EDITO | S'ouvrir !

Où est la frontière de l’entreprise ? Qui la trace ? Qui la surveille ? Comment la franchir ? Avec quel laissez-passer ? Ces questions vous font sourire… Elles viennent tout droit du monde « d’hier », d’avant-crise… quand l’entreprise, une fois les profits réalisés, réglait ses impôts à l’État, versait des salaires aux salariés, octroyait des dividendes aux actionnaires et investissait pour son devenir. Dans le capitalisme « d’avant », l’entreprise ne se considérait pas vraiment redevable du monde qui l’entourait, car c’était ainsi. Quelque part repliée sur son « intérieur », elle tenait pour acquis les apports de l’ « extérieur » : des infrastructures modernes, des routes sûres, un air pur, une eau saine, des ressources humaines de qualité.
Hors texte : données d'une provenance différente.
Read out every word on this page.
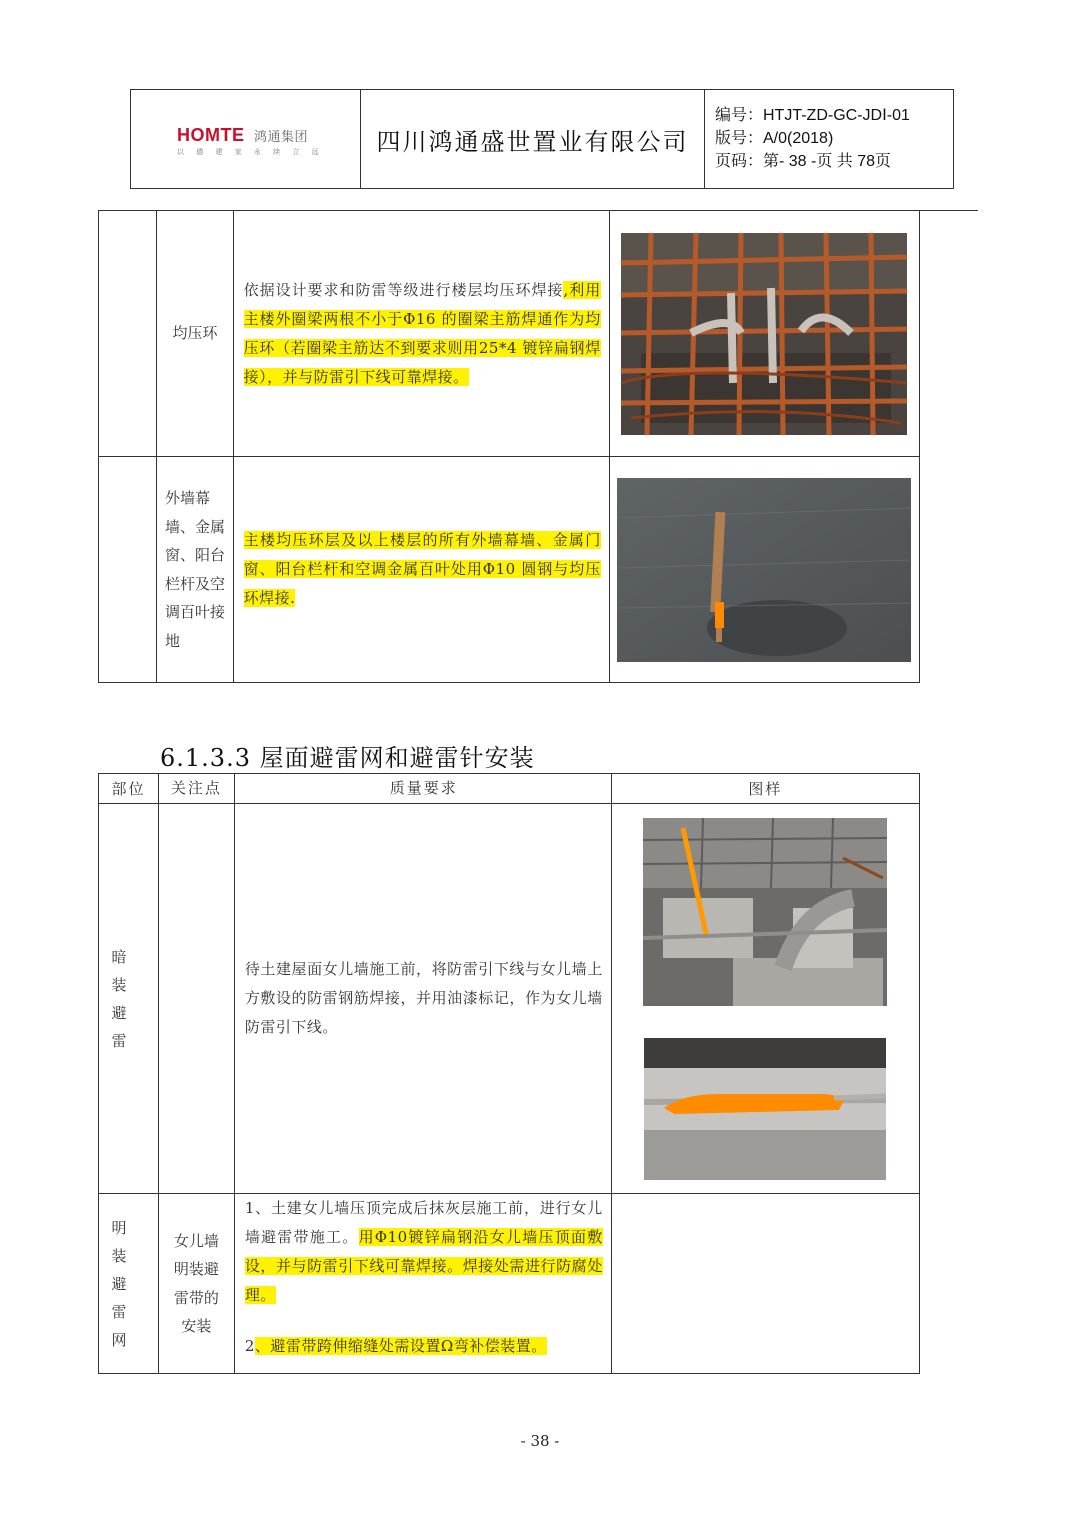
HOMTE 鸿通集团
以 德 建 家 永 续 立 远	四川鸿通盛世置业有限公司
编号：HTJT-ZD-GC-JDⅠ-01
版号：A/0(2018)
页码：第- 38 -页 共 78页
	均压环	依据设计要求和防雷等级进行楼层均压环焊接,利用主楼外圈梁两根不小于Φ16 的圈梁主筋焊通作为均压环（若圈梁主筋达不到要求则用25*4 镀锌扁钢焊接），并与防雷引下线可靠焊接。	

	外墙幕墙、金属窗、阳台栏杆及空调百叶接地	主楼均压环层及以上楼层的所有外墙幕墙、金属门窗、阳台栏杆和空调金属百叶处用Φ10 圆钢与均压环焊接.	
6.1.3.3 屋面避雷网和避雷针安装
部位	关注点	质量要求	图样

暗装避雷		待土建屋面女儿墙施工前，将防雷引下线与女儿墙上方敷设的防雷钢筋焊接，并用油漆标记，作为女儿墙防雷引下线。	

明装避雷网	女儿墙明装避雷带的安装	1、土建女儿墙压顶完成后抹灰层施工前，进行女儿墙避雷带施工。用Φ10镀锌扁钢沿女儿墙压顶面敷设，并与防雷引下线可靠焊接。焊接处需进行防腐处理。
2、避雷带跨伸缩缝处需设置Ω弯补偿装置。	

- 38 -
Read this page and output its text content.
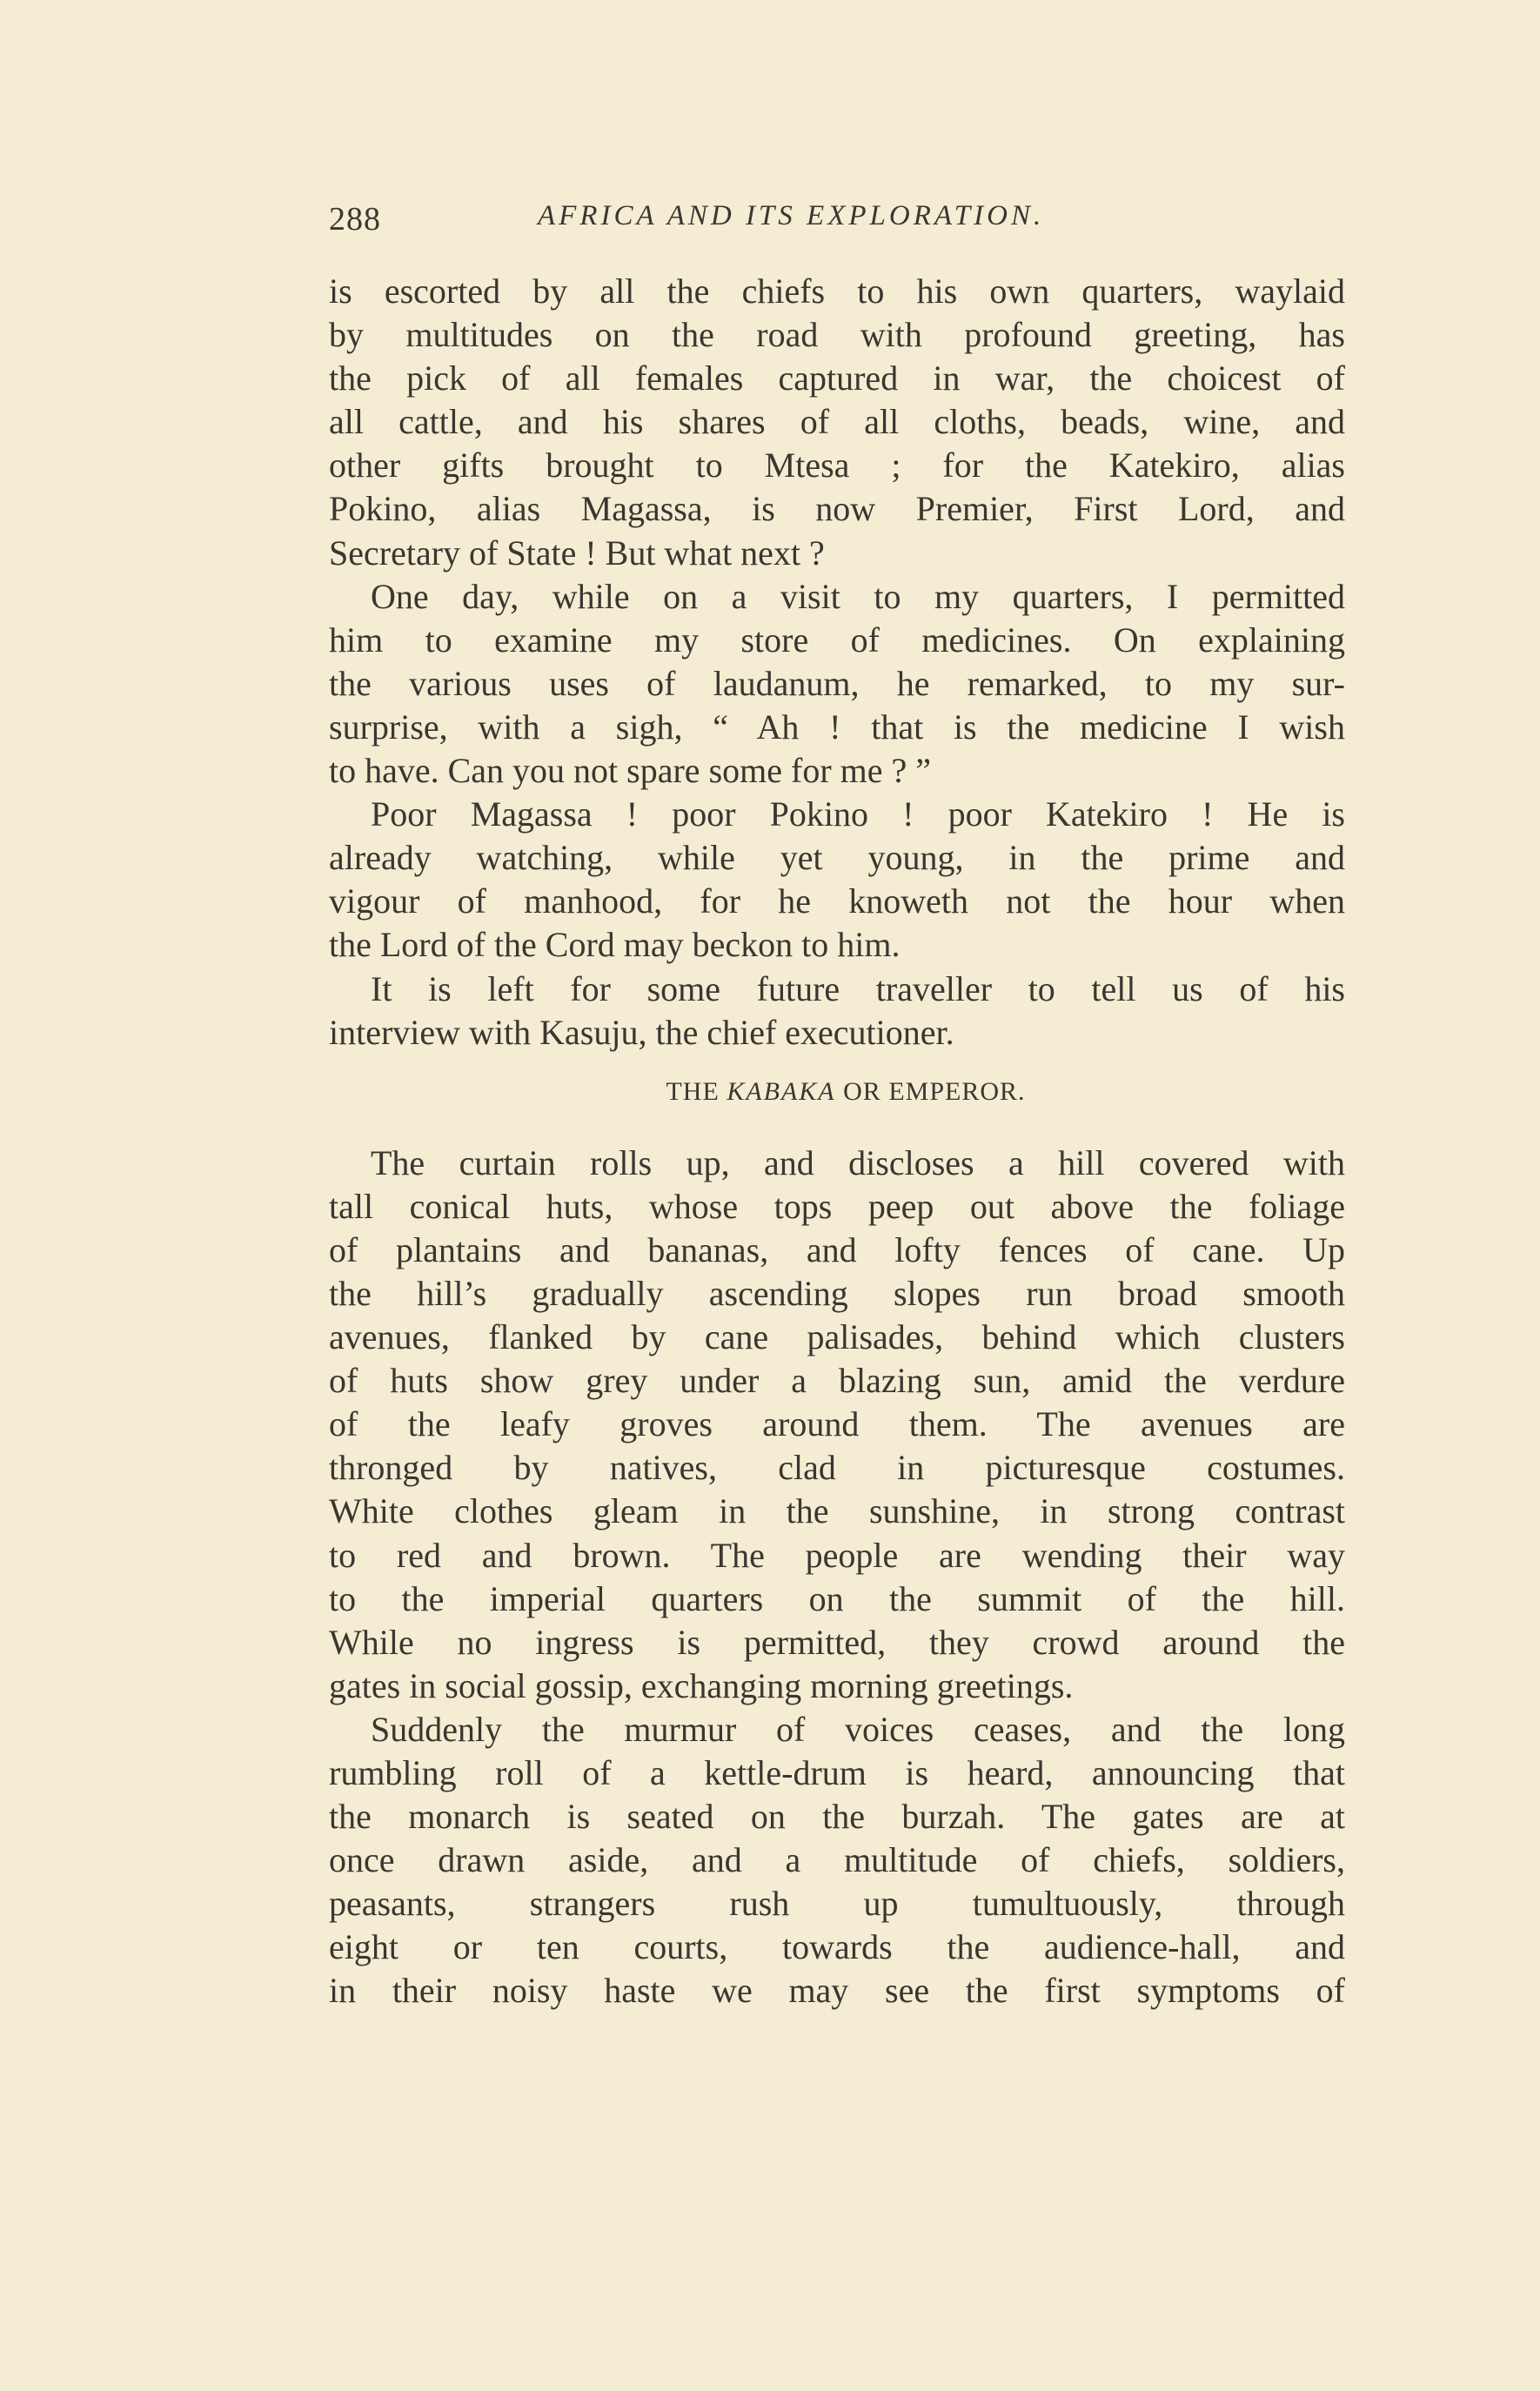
288	AFRICA AND ITS EXPLORATION.
is escorted by all the chiefs to his own quarters, waylaid
by multitudes on the road with profound greeting, has
the pick of all females captured in war, the choicest of
all cattle, and his shares of all cloths, beads, wine, and
other gifts brought to Mtesa ; for the Katekiro, alias
Pokino, alias Magassa, is now Premier, First Lord, and
Secretary of State ! But what next ?
One day, while on a visit to my quarters, I permitted
him to examine my store of medicines. On explaining
the various uses of laudanum, he remarked, to my sur-
surprise, with a sigh, “ Ah ! that is the medicine I wish
to have. Can you not spare some for me ? ”
Poor Magassa ! poor Pokino ! poor Katekiro ! He is
already watching, while yet young, in the prime and
vigour of manhood, for he knoweth not the hour when
the Lord of the Cord may beckon to him.
It is left for some future traveller to tell us of his
interview with Kasuju, the chief executioner.
THE KABAKA OR EMPEROR.
The curtain rolls up, and discloses a hill covered with
tall conical huts, whose tops peep out above the foliage
of plantains and bananas, and lofty fences of cane. Up
the hill’s gradually ascending slopes run broad smooth
avenues, flanked by cane palisades, behind which clusters
of huts show grey under a blazing sun, amid the verdure
of the leafy groves around them. The avenues are
thronged by natives, clad in picturesque costumes.
White clothes gleam in the sunshine, in strong contrast
to red and brown. The people are wending their way
to the imperial quarters on the summit of the hill.
While no ingress is permitted, they crowd around the
gates in social gossip, exchanging morning greetings.
Suddenly the murmur of voices ceases, and the long
rumbling roll of a kettle-drum is heard, announcing that
the monarch is seated on the burzah. The gates are at
once drawn aside, and a multitude of chiefs, soldiers,
peasants, strangers rush up tumultuously, through
eight or ten courts, towards the audience-hall, and
in their noisy haste we may see the first symptoms of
L’entreprise de 2020 sait que la frontière avec l’extérieur n’existe pas, ou plus. Elle ne pourra plus embaucher des talents si son territoire est en crise – donc non attractif – ; elle ne pourra plus continuer à prospérer si elle impose à ses fournisseurs des prix toujours plus bas; elle ne pourra plus séduire les investisseurs si elle ne s’engage pas dans un programme de décarbonation. Les salariés qui franchissent la porte ne cessent pas pour autant d’être des citoyens, ils attendent de leur entreprise un comportement éthique. 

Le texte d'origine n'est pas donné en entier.